Maggie sat on the edge of her seat at the rickety kitchen table, the one that had two unevenly short legs and was only stable whenever you shoved something about half an inch thick under one leg and a quarter inch thick under the next and even then only for enough time for you to forget and accidentally nudge a side hard enough to dislodge everything and have to start all over again. In calm moments Maggie wished that the table wasn’t such a metaphor for her life. In turbulent moments she raged at Marcus for never fixing it, for leaving yet another thing broken. She tried to concentrate on flipping through the grief pamphlets someone had thoughtfully shoved under her door.

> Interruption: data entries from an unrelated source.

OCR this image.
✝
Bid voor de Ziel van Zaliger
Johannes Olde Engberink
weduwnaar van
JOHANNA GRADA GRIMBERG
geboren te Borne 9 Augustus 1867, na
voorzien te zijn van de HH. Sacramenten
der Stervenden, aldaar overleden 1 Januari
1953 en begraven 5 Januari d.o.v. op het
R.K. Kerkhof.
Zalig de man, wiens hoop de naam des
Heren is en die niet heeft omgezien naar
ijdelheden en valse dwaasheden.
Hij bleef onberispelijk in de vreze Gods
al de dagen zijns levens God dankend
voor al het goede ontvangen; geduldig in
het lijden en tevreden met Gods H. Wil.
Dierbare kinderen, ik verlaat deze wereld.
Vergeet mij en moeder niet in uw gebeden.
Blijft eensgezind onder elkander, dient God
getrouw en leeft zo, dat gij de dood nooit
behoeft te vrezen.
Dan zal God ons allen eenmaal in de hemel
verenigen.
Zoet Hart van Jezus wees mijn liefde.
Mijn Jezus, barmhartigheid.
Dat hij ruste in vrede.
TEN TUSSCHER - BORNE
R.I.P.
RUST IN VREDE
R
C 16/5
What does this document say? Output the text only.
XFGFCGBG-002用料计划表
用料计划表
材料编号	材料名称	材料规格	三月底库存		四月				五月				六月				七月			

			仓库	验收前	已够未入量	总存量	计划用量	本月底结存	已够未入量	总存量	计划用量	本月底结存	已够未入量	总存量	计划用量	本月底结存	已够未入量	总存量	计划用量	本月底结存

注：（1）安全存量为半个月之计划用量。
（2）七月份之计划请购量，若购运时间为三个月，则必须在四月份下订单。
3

She slapped the pamphlets down onto the table after reading their titles aloud, one after the other, as if she were playing solitary slapjack. She enunciated each title out loud, as if giving options to a person halfway across the room.

“How to deal with grief”

“Dealing with the loss of a loved one”

“It’s going to be OK”

“Love and loss”

“You’re not going crazy” She paused on the last one and flicked it open to reveal the pretty, yet sad looking and artfully frazzled models inside. Beside them were little text boxes that said nothing in particular and offered up a 1-800 number.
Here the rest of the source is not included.